Myopia. With myopia, in addition to stretching the retina, light scattering circles appear due to an increase in the anterior-posterior axis of the eye - under the influence of increased light radiation, lipid peroxidation increases, which leads to a failure of biochemical and hemodynamic processes in the vitreous body. As a result, destruction occurs in the vitreous body, and foci of peripheral dystrophy occur in the retina [7].

Changes in uveitis. Clinical studies show that children with congenital uveitis have fibrosis and vitreous opacities [7]. The pathogenesis is caused by the release of proteins into the vitreous body from the surrounding choroid [8].

Injuries to the vitreous body. In case of mechanical injuries of the eyeball (for example, bruises and contusions), which are accompanied by hemorrhages into the vitreous body, the main damaging factor is the activation of free radical processes with damage to cell membranes, hypoxia, and disruption of the production of intercellular substances [9].
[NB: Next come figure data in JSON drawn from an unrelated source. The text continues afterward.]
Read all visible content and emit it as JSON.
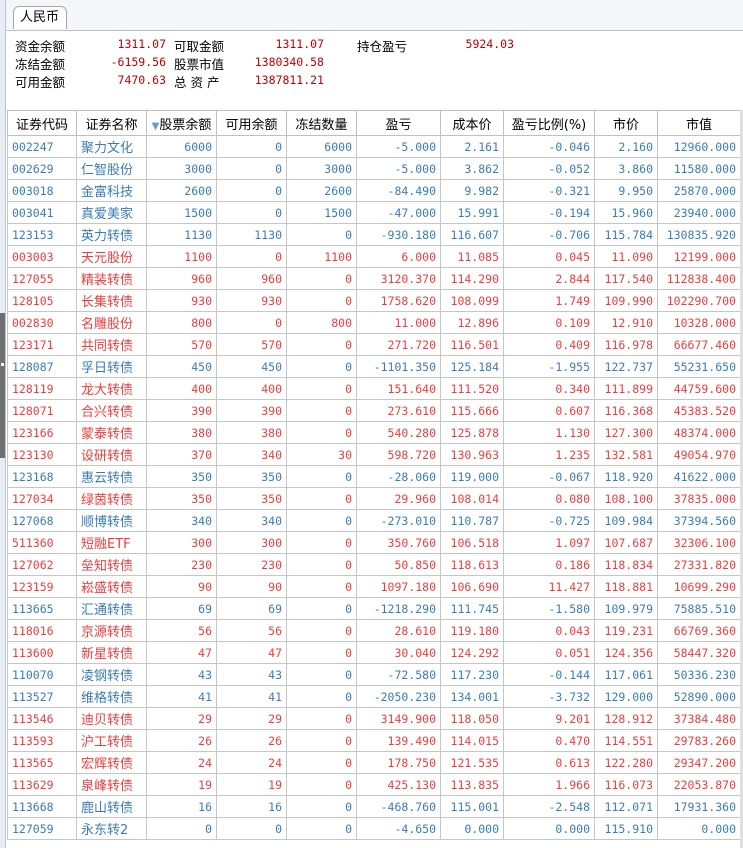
{
  "tab": {
    "label": "人民币"
  },
  "summary": [
    {
      "label": "资金余额",
      "value": "1311.07"
    },
    {
      "label": "冻结金额",
      "value": "-6159.56"
    },
    {
      "label": "可用金额",
      "value": "7470.63"
    },
    {
      "label": "可取金额",
      "value": "1311.07"
    },
    {
      "label": "股票市值",
      "value": "1380340.58"
    },
    {
      "label": "总 资 产",
      "value": "1387811.21"
    },
    {
      "label": "持仓盈亏",
      "value": "5924.03"
    }
  ],
  "colors": {
    "up": "#f03c3c",
    "down": "#3a7cb8",
    "summary_value": "#c00000"
  },
  "table": {
    "sort_icon": "triangle-down",
    "columns": [
      "证券代码",
      "证券名称",
      "股票余额",
      "可用余额",
      "冻结数量",
      "盈亏",
      "成本价",
      "盈亏比例(%)",
      "市价",
      "市值"
    ],
    "rows": [
      [
        "002247",
        "聚力文化",
        "6000",
        "0",
        "6000",
        "-5.000",
        "2.161",
        "-0.046",
        "2.160",
        "12960.000"
      ],
      [
        "002629",
        "仁智股份",
        "3000",
        "0",
        "3000",
        "-5.000",
        "3.862",
        "-0.052",
        "3.860",
        "11580.000"
      ],
      [
        "003018",
        "金富科技",
        "2600",
        "0",
        "2600",
        "-84.490",
        "9.982",
        "-0.321",
        "9.950",
        "25870.000"
      ],
      [
        "003041",
        "真爱美家",
        "1500",
        "0",
        "1500",
        "-47.000",
        "15.991",
        "-0.194",
        "15.960",
        "23940.000"
      ],
      [
        "123153",
        "英力转债",
        "1130",
        "1130",
        "0",
        "-930.180",
        "116.607",
        "-0.706",
        "115.784",
        "130835.920"
      ],
      [
        "003003",
        "天元股份",
        "1100",
        "0",
        "1100",
        "6.000",
        "11.085",
        "0.045",
        "11.090",
        "12199.000"
      ],
      [
        "127055",
        "精装转债",
        "960",
        "960",
        "0",
        "3120.370",
        "114.290",
        "2.844",
        "117.540",
        "112838.400"
      ],
      [
        "128105",
        "长集转债",
        "930",
        "930",
        "0",
        "1758.620",
        "108.099",
        "1.749",
        "109.990",
        "102290.700"
      ],
      [
        "002830",
        "名雕股份",
        "800",
        "0",
        "800",
        "11.000",
        "12.896",
        "0.109",
        "12.910",
        "10328.000"
      ],
      [
        "123171",
        "共同转债",
        "570",
        "570",
        "0",
        "271.720",
        "116.501",
        "0.409",
        "116.978",
        "66677.460"
      ],
      [
        "128087",
        "孚日转债",
        "450",
        "450",
        "0",
        "-1101.350",
        "125.184",
        "-1.955",
        "122.737",
        "55231.650"
      ],
      [
        "128119",
        "龙大转债",
        "400",
        "400",
        "0",
        "151.640",
        "111.520",
        "0.340",
        "111.899",
        "44759.600"
      ],
      [
        "128071",
        "合兴转债",
        "390",
        "390",
        "0",
        "273.610",
        "115.666",
        "0.607",
        "116.368",
        "45383.520"
      ],
      [
        "123166",
        "蒙泰转债",
        "380",
        "380",
        "0",
        "540.280",
        "125.878",
        "1.130",
        "127.300",
        "48374.000"
      ],
      [
        "123130",
        "设研转债",
        "370",
        "340",
        "30",
        "598.720",
        "130.963",
        "1.235",
        "132.581",
        "49054.970"
      ],
      [
        "123168",
        "惠云转债",
        "350",
        "350",
        "0",
        "-28.060",
        "119.000",
        "-0.067",
        "118.920",
        "41622.000"
      ],
      [
        "127034",
        "绿茵转债",
        "350",
        "350",
        "0",
        "29.960",
        "108.014",
        "0.080",
        "108.100",
        "37835.000"
      ],
      [
        "127068",
        "顺博转债",
        "340",
        "340",
        "0",
        "-273.010",
        "110.787",
        "-0.725",
        "109.984",
        "37394.560"
      ],
      [
        "511360",
        "短融ETF",
        "300",
        "300",
        "0",
        "350.760",
        "106.518",
        "1.097",
        "107.687",
        "32306.100"
      ],
      [
        "127062",
        "垒知转债",
        "230",
        "230",
        "0",
        "50.850",
        "118.613",
        "0.186",
        "118.834",
        "27331.820"
      ],
      [
        "123159",
        "崧盛转债",
        "90",
        "90",
        "0",
        "1097.180",
        "106.690",
        "11.427",
        "118.881",
        "10699.290"
      ],
      [
        "113665",
        "汇通转债",
        "69",
        "69",
        "0",
        "-1218.290",
        "111.745",
        "-1.580",
        "109.979",
        "75885.510"
      ],
      [
        "118016",
        "京源转债",
        "56",
        "56",
        "0",
        "28.610",
        "119.180",
        "0.043",
        "119.231",
        "66769.360"
      ],
      [
        "113600",
        "新星转债",
        "47",
        "47",
        "0",
        "30.040",
        "124.292",
        "0.051",
        "124.356",
        "58447.320"
      ],
      [
        "110070",
        "凌钢转债",
        "43",
        "43",
        "0",
        "-72.580",
        "117.230",
        "-0.144",
        "117.061",
        "50336.230"
      ],
      [
        "113527",
        "维格转债",
        "41",
        "41",
        "0",
        "-2050.230",
        "134.001",
        "-3.732",
        "129.000",
        "52890.000"
      ],
      [
        "113546",
        "迪贝转债",
        "29",
        "29",
        "0",
        "3149.900",
        "118.050",
        "9.201",
        "128.912",
        "37384.480"
      ],
      [
        "113593",
        "沪工转债",
        "26",
        "26",
        "0",
        "139.490",
        "114.015",
        "0.470",
        "114.551",
        "29783.260"
      ],
      [
        "113565",
        "宏辉转债",
        "24",
        "24",
        "0",
        "178.750",
        "121.535",
        "0.613",
        "122.280",
        "29347.200"
      ],
      [
        "113629",
        "泉峰转债",
        "19",
        "19",
        "0",
        "425.130",
        "113.835",
        "1.966",
        "116.073",
        "22053.870"
      ],
      [
        "113668",
        "鹿山转债",
        "16",
        "16",
        "0",
        "-468.760",
        "115.001",
        "-2.548",
        "112.071",
        "17931.360"
      ],
      [
        "127059",
        "永东转2",
        "0",
        "0",
        "0",
        "-4.650",
        "0.000",
        "0.000",
        "115.910",
        "0.000"
      ]
    ]
  }
}
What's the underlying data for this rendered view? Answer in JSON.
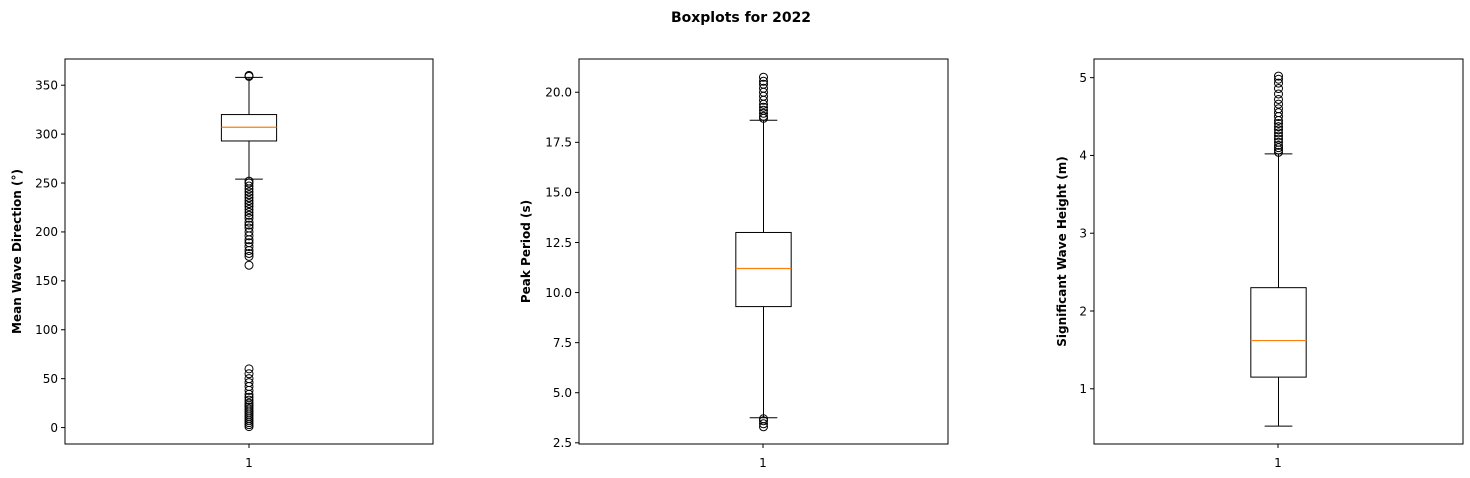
{
  "figure": {
    "title": "Boxplots for 2022"
  },
  "chart_data": [
    {
      "type": "boxplot",
      "title": "",
      "xlabel": "",
      "ylabel": "Mean Wave Direction (°)",
      "categories": [
        "1"
      ],
      "ylim": [
        -16.8,
        376.8
      ],
      "yticks": [
        0,
        50,
        100,
        150,
        200,
        250,
        300,
        350
      ],
      "ytick_labels": [
        "0",
        "50",
        "100",
        "150",
        "200",
        "250",
        "300",
        "350"
      ],
      "box": {
        "whisker_low": 254,
        "q1": 293,
        "median": 307,
        "q3": 320,
        "whisker_high": 358
      },
      "outliers": [
        1,
        3,
        5,
        7,
        9,
        11,
        13,
        15,
        17,
        19,
        21,
        23,
        25,
        28,
        31,
        34,
        38,
        42,
        46,
        50,
        55,
        60,
        166,
        175,
        178,
        181,
        185,
        189,
        192,
        196,
        200,
        204,
        207,
        210,
        214,
        217,
        220,
        223,
        226,
        229,
        232,
        235,
        238,
        241,
        244,
        247,
        250,
        252,
        359,
        360
      ],
      "colors": {
        "box": "#000000",
        "median": "#ff7f0e"
      },
      "grid": false
    },
    {
      "type": "boxplot",
      "title": "",
      "xlabel": "",
      "ylabel": "Peak Period (s)",
      "categories": [
        "1"
      ],
      "ylim": [
        2.44,
        21.66
      ],
      "yticks": [
        2.5,
        5.0,
        7.5,
        10.0,
        12.5,
        15.0,
        17.5,
        20.0
      ],
      "ytick_labels": [
        "2.5",
        "5.0",
        "7.5",
        "10.0",
        "12.5",
        "15.0",
        "17.5",
        "20.0"
      ],
      "box": {
        "whisker_low": 3.75,
        "q1": 9.3,
        "median": 11.2,
        "q3": 13.0,
        "whisker_high": 18.6
      },
      "outliers": [
        3.3,
        3.45,
        3.6,
        3.7,
        18.7,
        18.8,
        18.95,
        19.1,
        19.25,
        19.4,
        19.6,
        19.8,
        20.0,
        20.2,
        20.4,
        20.55,
        20.75
      ],
      "colors": {
        "box": "#000000",
        "median": "#ff7f0e"
      },
      "grid": false
    },
    {
      "type": "boxplot",
      "title": "",
      "xlabel": "",
      "ylabel": "Significant Wave Height (m)",
      "categories": [
        "1"
      ],
      "ylim": [
        0.29,
        5.24
      ],
      "yticks": [
        1,
        2,
        3,
        4,
        5
      ],
      "ytick_labels": [
        "1",
        "2",
        "3",
        "4",
        "5"
      ],
      "box": {
        "whisker_low": 0.52,
        "q1": 1.15,
        "median": 1.62,
        "q3": 2.3,
        "whisker_high": 4.02
      },
      "outliers": [
        4.04,
        4.07,
        4.1,
        4.13,
        4.17,
        4.21,
        4.25,
        4.29,
        4.33,
        4.37,
        4.41,
        4.45,
        4.5,
        4.55,
        4.6,
        4.66,
        4.72,
        4.79,
        4.86,
        4.93,
        4.98,
        5.02
      ],
      "colors": {
        "box": "#000000",
        "median": "#ff7f0e"
      },
      "grid": false
    }
  ]
}
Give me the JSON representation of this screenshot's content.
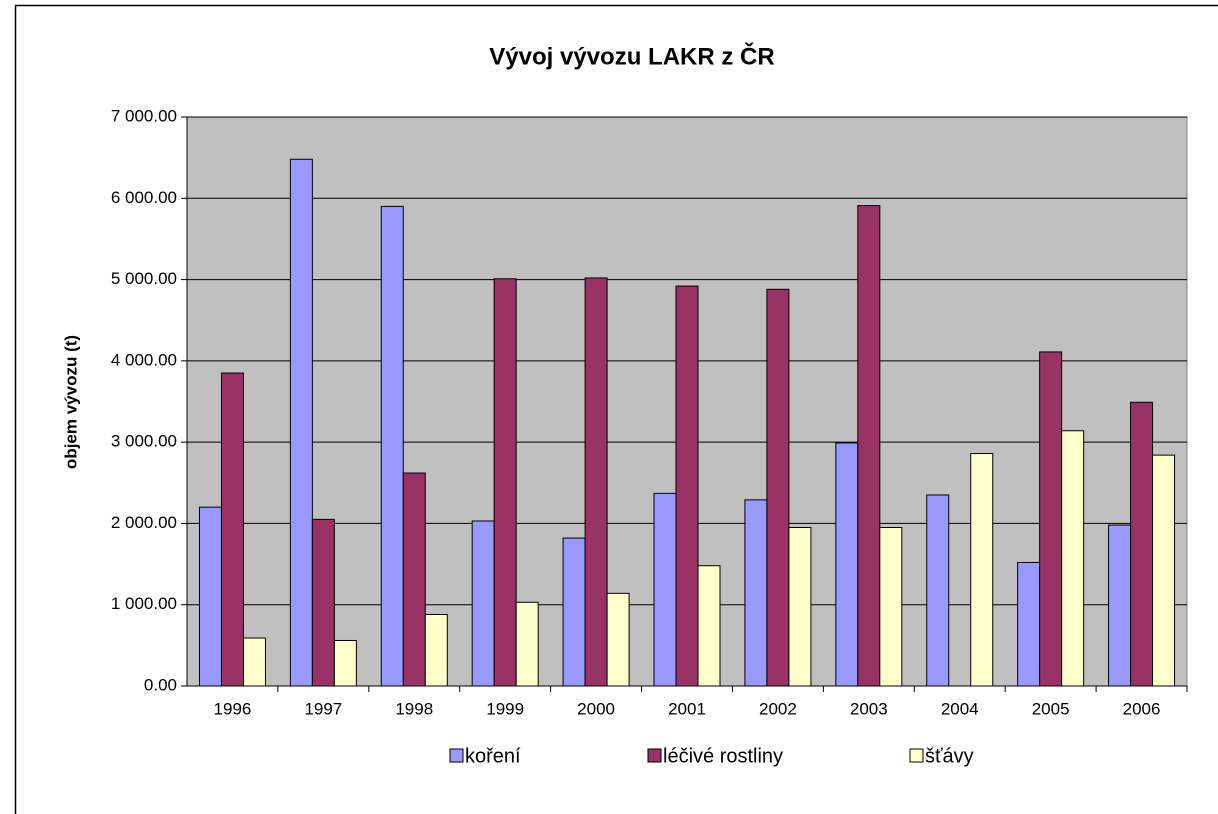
{
  "chart_data": {
    "type": "bar",
    "title": "Vývoj vývozu LAKR z ČR",
    "y_label": "objem vývozu (t)",
    "categories": [
      "1996",
      "1997",
      "1998",
      "1999",
      "2000",
      "2001",
      "2002",
      "2003",
      "2004",
      "2005",
      "2006"
    ],
    "series": [
      {
        "name": "koření",
        "color": "#9999ff",
        "values": [
          2200,
          6480,
          5900,
          2030,
          1820,
          2370,
          2290,
          2990,
          2350,
          1520,
          1980
        ]
      },
      {
        "name": "léčivé rostliny",
        "color": "#993366",
        "values": [
          3850,
          2050,
          2620,
          5010,
          5020,
          4920,
          4880,
          5910,
          null,
          4110,
          3490
        ]
      },
      {
        "name": "šťávy",
        "color": "#ffffcc",
        "values": [
          590,
          560,
          880,
          1030,
          1140,
          1480,
          1950,
          1950,
          2860,
          3140,
          2840
        ]
      }
    ],
    "ylim": [
      0,
      7000
    ],
    "yticks": [
      {
        "value": 0,
        "label": "0.00"
      },
      {
        "value": 1000,
        "label": "1 000.00"
      },
      {
        "value": 2000,
        "label": "2 000.00"
      },
      {
        "value": 3000,
        "label": "3 000.00"
      },
      {
        "value": 4000,
        "label": "4 000.00"
      },
      {
        "value": 5000,
        "label": "5 000.00"
      },
      {
        "value": 6000,
        "label": "6 000.00"
      },
      {
        "value": 7000,
        "label": "7 000.00"
      }
    ],
    "grid": true,
    "plot_background": "#c0c0c0",
    "legend": "bottom"
  }
}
Parasitic diseases. Tapeworm larvae enter the eye through the bloodstream through the choroidal vessels. As the parasites grow, both vitreous opacification and inflammatory phenomena (iridocyclitis, panuveitis) are observed, which can lead to blindness [10].

Symptoms of vitreous diseases

Vitreous diseases can be congenital and inflammatory.

Congenital diseases include Norrie disease, a genetic pathology in which the retina separates and a tumor forms behind the lens.

Acquired diseases include detachment and liquefaction of the vitreous body, the appearance of hernias, hemophthalmos and various inflammations.

The main symptoms of disorders of this structure are decreased visual acuity and the appearance of floaters and flashes in the eyes (“cobwebs”, “floaters”).